Litigating Patent Infringement Cases in the Rocket Docket - Pre-Filing Concerns for the Plaintiff-Patentee
By Dabney Carr and Robert Angle
As we noted in an earlier post, we will blog about several issues that space did not allow us to address in depth in our recent article, found here, on patent litigation in the Eastern District of Virginia. As our first follow-up post, we want to talk about some of the pre-filing concerns faced by a patentee planning to file an infringement suit in the EDVA.
The docket speed of the EDVA is a two-edged sword for the plaintiff-patentee. On the one hand, getting to trial in less than a year allows a patentee to enforce its rights swiftly. On the other hand, the court's system of randomly assigning patent cases to the three divisions creates some uncertainties (the differences between divisions and judges is discussed in more depth in the article). In addition, the fast schedule requires the plaintiff-patentee to do more pre-filing "due diligence" because there is no time to conduct a fact investigation during discovery. Among the tasks a plaintiff-patentee should complete before filing suit are:
- Issue a litigation hold letter to/within the client -- This is a basic requirement of modern federal court litigation, but is all the more important in the EDVA's speedy docket. The well-known Infineon v. Rambus saga shows the dangers of ignoring (or flaunting) ediscovery obligations.
- Investigate the patent - Obviously, an attorney representing a plaintiff-patentee must carefully review the patent and the file history and look at any potentially invalidating prior art that the defendant might assert. In the EDVA, the potential plaintiff should go beyond these basic steps to craft well-developed claim construction and infringement positions before suit is filed.
- Retain an Expert and Develop an Infringement Theory - Again, it's obvious that a plaintiff-patentee must be able to articulate its infringement theory before filing suit. It is strongly recommended, that the EDVA plaintiff go farther and have its infringement expert perform an infringement analysis before suit is filed. That analysis will guide everything - from identifying potential defendants, to claim construction and discovery requests - and will become the basis of the expert's report.
- Investigate the Accused Product - As in any case, a plaintiff-patentee should find out everything it can about the accused products from publicly available information before filing suit. Counsel should take full advantage of its client, who often has the most knowledge of the industry and its competitor's products. Even where technical information or the accused products themselves are not readily available in the market, the plaintiff-patentee must use what information it does have to clearly understand the non-public technical information it needs so that it can seek that information -- either from the defendant or third parties -- as soon as suit is filed.

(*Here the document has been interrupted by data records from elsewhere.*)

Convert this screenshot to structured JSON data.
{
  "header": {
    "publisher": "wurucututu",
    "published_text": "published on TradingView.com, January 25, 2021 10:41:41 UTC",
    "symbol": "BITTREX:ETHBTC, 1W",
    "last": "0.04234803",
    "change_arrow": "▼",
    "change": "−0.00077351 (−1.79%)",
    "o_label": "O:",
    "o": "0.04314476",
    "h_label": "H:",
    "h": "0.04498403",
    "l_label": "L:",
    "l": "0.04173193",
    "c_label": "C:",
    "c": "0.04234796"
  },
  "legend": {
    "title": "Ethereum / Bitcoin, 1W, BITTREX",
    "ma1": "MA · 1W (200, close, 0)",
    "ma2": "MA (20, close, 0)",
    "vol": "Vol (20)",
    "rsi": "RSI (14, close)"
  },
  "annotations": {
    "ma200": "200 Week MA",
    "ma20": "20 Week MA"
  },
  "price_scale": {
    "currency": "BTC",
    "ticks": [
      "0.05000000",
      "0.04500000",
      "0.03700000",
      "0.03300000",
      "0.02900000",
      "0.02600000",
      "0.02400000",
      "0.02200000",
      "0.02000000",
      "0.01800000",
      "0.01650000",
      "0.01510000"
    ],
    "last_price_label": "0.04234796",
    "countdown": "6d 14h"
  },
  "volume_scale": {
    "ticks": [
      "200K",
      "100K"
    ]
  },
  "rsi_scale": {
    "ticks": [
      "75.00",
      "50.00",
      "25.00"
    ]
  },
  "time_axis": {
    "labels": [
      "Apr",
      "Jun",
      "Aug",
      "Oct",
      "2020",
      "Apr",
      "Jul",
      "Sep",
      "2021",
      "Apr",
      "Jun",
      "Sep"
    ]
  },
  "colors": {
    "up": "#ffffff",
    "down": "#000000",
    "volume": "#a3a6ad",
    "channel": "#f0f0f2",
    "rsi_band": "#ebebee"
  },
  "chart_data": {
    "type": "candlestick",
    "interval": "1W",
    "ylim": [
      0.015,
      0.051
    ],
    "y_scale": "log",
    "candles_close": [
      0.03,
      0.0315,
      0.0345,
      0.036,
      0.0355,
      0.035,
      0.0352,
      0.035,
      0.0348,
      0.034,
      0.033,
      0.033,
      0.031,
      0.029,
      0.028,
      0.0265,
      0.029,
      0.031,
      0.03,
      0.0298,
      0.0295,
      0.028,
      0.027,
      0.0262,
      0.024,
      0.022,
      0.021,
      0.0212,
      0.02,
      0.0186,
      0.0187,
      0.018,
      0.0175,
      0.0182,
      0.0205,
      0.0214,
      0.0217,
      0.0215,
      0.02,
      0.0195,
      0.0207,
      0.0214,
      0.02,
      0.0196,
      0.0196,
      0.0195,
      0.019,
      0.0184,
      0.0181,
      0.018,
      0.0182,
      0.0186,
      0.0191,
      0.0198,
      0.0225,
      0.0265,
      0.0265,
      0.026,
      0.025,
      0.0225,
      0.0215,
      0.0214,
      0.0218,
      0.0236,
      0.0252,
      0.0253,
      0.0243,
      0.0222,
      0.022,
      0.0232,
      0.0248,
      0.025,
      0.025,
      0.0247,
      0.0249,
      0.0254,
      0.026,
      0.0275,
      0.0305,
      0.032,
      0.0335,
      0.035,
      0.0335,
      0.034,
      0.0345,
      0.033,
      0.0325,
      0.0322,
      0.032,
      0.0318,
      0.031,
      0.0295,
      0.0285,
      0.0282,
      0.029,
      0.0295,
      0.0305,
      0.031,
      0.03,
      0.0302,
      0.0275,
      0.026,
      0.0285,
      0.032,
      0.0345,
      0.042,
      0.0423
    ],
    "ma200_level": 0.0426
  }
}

- Investigate Damages - Like all plaintifffs, a patent infringement plaintiff must always weigh the costs of litigation against the potential recovery. The EDVA's speed compacts the costs of litigation and inevitably increases them. Before filing suit, the plaintiff-patentee must make at least a rough estimate of the potential damages to make sure that the fight is worth the cost.
- Gather Your Documents - Staying ahead of discovery deadlines is crucial in patent litigation in the EDVA. The plaintiff-patentee is well-positioned to do this because it can gather its documents before filing suit, when document collection and review can be done on a longer timeline, putting less pressure on the client. It also allows counsel to fully understand its client's documents before suit begins, heads off potential discovery motions and puts pressure on the defendant to move just as quickly.
- Serve Discovery as Soon as Possible - Many of the pretrial orders in the EDVA permit the parties to begin discovery as soon as a Rule 26(f) conference is held, even before the inital scheduling conference. A plaintiff should have its interrogatories, including interrogatories seeking claim construction positions, non-infringement contentions and the basis for affirmative defenses, ready to serve as soon as it is allowed. A plaintiff should request the most important information up front and focus its discovery requests by seeking "documents sufficient to show" requested information. Such requests both preclude claims of overbreadth and prevent a defendant from attempting to overwhelm the plaintiff with large amounts of irrelevant or tangential information.
The moral of the story for the plaintiff-patentee is "prepare as much as you can before filing suit." The more prepared the plaintiff-patentee is, the more it will be able to take advantage of the EDVA's "rocket docket."